Lady Meng Jiang (孟姜女; Mèngjiāngnǚ) is a famous Chinese folktale about a woman whose husband is forced to work on the construction of the Great Wall of China. It is one of the “Four Great Chinese Folktales”, the other three being The Butterfly Lovers, Legend of the White Snake, and theCowherd and Weaving Maid.
The story Lady Meng Jiang is sometimes also known as "孟姜女哭长城 (mèng jiāng nǚ kū cháng chéng)" which translates into "Lady Meng Jiang Weeps Down The Great Wall." This not your simple romantic tragedy; its a folktale that undertakes heavier topics such as grief and citizen identity. Strife between the government and its people is a recurring theme throughout history, and such views often bleed and trickle down through time and era.
Many editions of this story exist, but it became especially popular after the Great Wall of China (长城; Chángchéng) was built. While different versions present multifaceted plotlines, this tale has a general message that deeply resonated with those that found their emperor as a perpetrator of injustice.
Lady Meng Jiang and her husband were recently married and were planning on enjoying their time as newlyweds. However, as the Great Wall was in construction, able-bodied men were frequently sought out by soldiers under the order of Emperor Qin (秦始皇; Qínshǐhuáng). Said soldiers came and snatched Lady Meng Jiang’s husband away just days after the wedding.
Weeks turned into months, and day after day she thought of her husband. One winter night, Lady Meng Jiang had a nightmare about him, dreaming about his voice calling out to her about how cold he was. In the nightmare she noticed that he also had thin clothing, so after waking she took it upon herself to meet her husband and bring him clothes. Upon reaching the Great Wall she could not locate her husband, and soon she discovered from others that he had already passed away. Stricken with grief, she cried against the wall. Her grief was so strong that she caused the wall to collapse, revealing the bones of her husband. Lady Meng Jiang, still deeply in love with her deceased husband, decided to jump in the sea.
The basic plotline was established in《左传》 (Zuǒ chuán; Zuo Traditions/), a historical narrative that provides commentary about the 春秋 (Chūnqiū; Spring and Autumn Annuals) chronicle. Our protagonist had no name, as common practice dictated, but her husband was named 杞梁 (Qǐ liáng). The narrative commended how she was able to maintain a clear mind and strong will through rough times, as her husband passed away in battle.

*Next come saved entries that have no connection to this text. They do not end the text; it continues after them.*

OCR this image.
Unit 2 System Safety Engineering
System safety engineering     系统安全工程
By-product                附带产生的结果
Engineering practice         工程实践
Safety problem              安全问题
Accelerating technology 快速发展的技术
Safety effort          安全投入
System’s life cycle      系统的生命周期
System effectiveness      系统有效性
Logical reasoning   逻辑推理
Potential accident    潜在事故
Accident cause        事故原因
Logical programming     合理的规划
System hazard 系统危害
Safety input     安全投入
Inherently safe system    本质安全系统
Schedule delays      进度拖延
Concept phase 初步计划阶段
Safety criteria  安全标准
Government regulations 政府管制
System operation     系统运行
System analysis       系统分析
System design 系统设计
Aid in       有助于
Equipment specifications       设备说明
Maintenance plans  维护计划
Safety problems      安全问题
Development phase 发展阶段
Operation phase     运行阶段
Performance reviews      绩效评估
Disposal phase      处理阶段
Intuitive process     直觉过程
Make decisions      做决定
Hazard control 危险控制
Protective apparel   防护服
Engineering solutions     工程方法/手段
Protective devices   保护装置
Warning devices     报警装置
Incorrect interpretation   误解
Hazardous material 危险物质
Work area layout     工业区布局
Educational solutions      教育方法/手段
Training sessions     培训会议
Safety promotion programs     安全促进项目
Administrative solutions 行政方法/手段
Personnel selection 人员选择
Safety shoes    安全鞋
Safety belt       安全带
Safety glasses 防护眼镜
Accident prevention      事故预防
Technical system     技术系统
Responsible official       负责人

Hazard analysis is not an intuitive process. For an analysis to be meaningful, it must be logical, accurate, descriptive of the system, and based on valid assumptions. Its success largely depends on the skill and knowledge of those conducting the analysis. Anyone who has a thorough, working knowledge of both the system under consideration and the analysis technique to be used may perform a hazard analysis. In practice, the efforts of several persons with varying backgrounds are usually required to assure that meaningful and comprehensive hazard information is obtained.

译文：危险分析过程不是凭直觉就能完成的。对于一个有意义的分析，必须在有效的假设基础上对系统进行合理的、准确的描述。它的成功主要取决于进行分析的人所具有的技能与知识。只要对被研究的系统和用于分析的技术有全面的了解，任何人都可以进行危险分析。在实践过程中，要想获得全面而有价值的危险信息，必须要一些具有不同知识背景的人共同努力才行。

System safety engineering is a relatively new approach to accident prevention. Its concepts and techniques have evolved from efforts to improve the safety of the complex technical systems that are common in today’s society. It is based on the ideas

The first time where her cries could destroyed walls came from a rendition by 刘向 (Liú Xiàng) during the Western Han Dynasty (西汉; Xīhàn). He detailed that the couple neither conceived a child during their union nor had family to support them, and thus after her husband’s death the lady was left with no family. The lady thus mourned at the site which her husband was buried at for days, moving the hearts of every traveler that passed by. Eventually, the city that surrounded them ended up collapsing due to her cries.
Our story took on multiple edits and became the tale we know today during the Tang Dynasty (唐朝; Táng cháo), where our Lady was finally given a name and story revamped to highlight how injustice is appointed upon citizens.
As with any historical tale, different variations of the narrative exist:
- Backstory between Lady Meng Jiang and her husband is sometimes fleshed out this way: Lady Meng Jiang was tending to the flowers in her parents’ garden when a young man leaped over the fence, startling the young maiden. He was fleeing the draft. However, Lady Meng Jiang’s parents saw that he was educated and had a pleasing appearance, and thus married them.
- Lady Meng Jiang was born from a gourd found between the Meng family and Jiang family, and thus was named Meng Jiang, a character from each family. Her beauty was said as second to none, and many young suitors came to vie for her affection.
- After the Wall partially collapsed, Emperor Qin came to investigate himself. Upon seeing Lady Meng Jiang he fell in love, and attempted to forcibly take her as his concubine. Seeing the Emperor’s persistence, she proposed three conditions that must be fulfilled before he could take her as his own. These conditions vary based on the version, but all end with her throwing herself into the sea after he completed the tasks.
- Lady Meng Jiang identified her husband amongst the rubble using her blood, as it was said that blood could call forth souls of close ones.
The Great Wall of China: Although known under a collective label, the fortifications that were built along the historical northern border of the Chinese States were constructed over a period of time. They were built to provide a line of defense against nomadic invaders and its first stones were erected ages before Emperor Qin came into power. Although his contribution is what’s passed down through time, most of what remains standing is actually left from the Ming Dynasty (明朝; Míng cháo), long after Emperor Qin’s rule.
Emperor Qin: Often labeled as the most ruthless ruler of Chinese history, Emperor Qin (or more formally known as Qin Shi Huang) conquered and united the Warring States into “China” in 221 BC. He standardized many aspects of Chinese culture, such as politics, economics, language, and public transportation, but did so through extreme measures. He is often noted as the one that led troops to burn books and execute scholars. In many famous Chinese works, Emperor Qin is portrayed as the wicked villain.